Saturday, January 4, 2014

The Origin of Names: Collingwood


It could be Melbourne's most famous suburb. And it has definitely provided our sports mad city's most famous club (boo! hiss!).

It's history is suitably dramatic. Across more than 150 years, the inner north suburb of Collingwood has evolved in a remarkable way, from poverty line slum to trendy hipster playground.

Fitting then, that it is named after a famous figure from history. A man who, at one time, was considered one of the greatest and bravest of British heroes, but whose name has subsequently faded.




Adjacent to the CBD, Collingwood is one of the oldest occupied parts of Melbourne. A handful of residences and a tavern were in place from about 1838, although the municipality was not formally proclaimed until 1855. In this first official incarnation, the suburb also incorporated areas that would later be split off into Fitzroy, Abbotsford and Clifton Hill.


Map showing the original boundaries of Collingwood.

Robert Hoddle surveyed the area in 1842 and advised the local government that it would be suitable for subdivision and sale. The name Collingwood was attached at this time, although most of the land in the area was still vacant.


A watercolour titled 'Near Collingwood' painted by Robert Hoddle in 1847.

The name was selected as a tribute to Vice Admiral Cuthbert Collingwood, a former Admiral in the British navy.

Baron Collingwood had a long, and distinguished, military career but had come to prominence during the Napoleonic wars, where he was second in command behind Britain's most famous sailor, Admiral Horatio Nelson. During the decisive Battle of Trafalgar in 1805, the British divided their ships and attacked the French fleet from two directions simultaneously. Nelson lead one of these attacks, Collingwood the other.
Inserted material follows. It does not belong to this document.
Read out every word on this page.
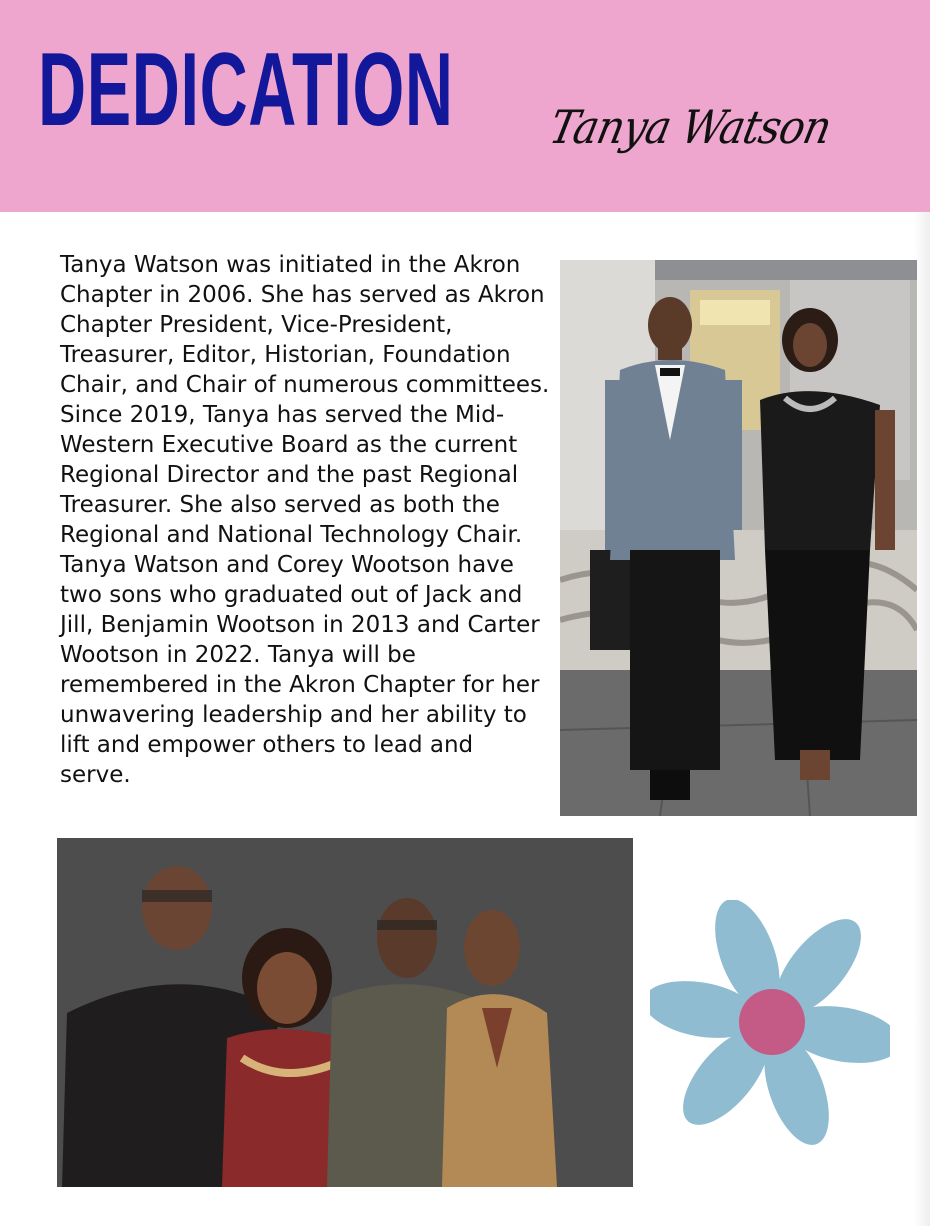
DEDICATION Tanya Watson

Tanya Watson was initiated in the Akron Chapter in 2006. She has served as Akron Chapter President, Vice-President, Treasurer, Editor, Historian, Foundation Chair, and Chair of numerous committees.

Since 2019, Tanya has served the Mid-Western Executive Board as the current Regional Director and the past Regional Treasurer. She also served as both the Regional and National Technology Chair. Tanya Watson and Corey Wootson have two sons who graduated out of Jack and Jill, Benjamin Wootson in 2013 and Carter Wootson in 2022. Tanya will be remembered in the Akron Chapter for her unwavering leadership and her ability to lift and empower others to lead and serve.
Baron Cuthbert Collingwood.

Collingwood's ship, Royal Sovereign, had been re-hulled immediately prior to the engagement and so was faster through the water than Nelson's vessel, Victory. Collingwood found himself out in front of both his own ships and Nelson's and so was the first to engage the French line. Witnessing this, Nelson is said to have remarked excitedly:

'See how that noble fellow Collingwood carries his ship into battle!'

Nelson was killed during the fighting, but not before the back of French resistance had been broken. After his death, Collingwood assumed command of the British fleet and oversaw the final stages of the battle and the subsequent mopping up. For his bravery in leading the initial charge, and cool head after assuming command, Collingwood was promoted, elevated to the peerage, publicly thanked by both Houses of Parliament and awarded a generous pension. 

After Trafalgar, Collingwood continued in the Navy and successfully completed several missions, mainly relating to blockading France and the French colonies in the Caribbean. He died at sea, of natural causes, in March 1810 and was interred at St Paul's in London, alongside Nelson.


A monument to Collingwood, in his birthplace of Tynemouth.

Collingwood's renown was such that a number of locations across the British empire were named in his honour. As well as the suburb in Melbourne, other Collingwood's around the world named for him include:

  • A town in Northumberland, England.
  • A town in Nova Scotia, Canada (actually named 'Collingwood Corner').
  • A town in Ontario, Canada.
  • A town on the South Island of New Zealand.
  • A suburb in Calgary, Canada.
  • A suburb in Vancouver, Canada.
  • An electorate in New Zealand.

And even this is not a comprehensive list.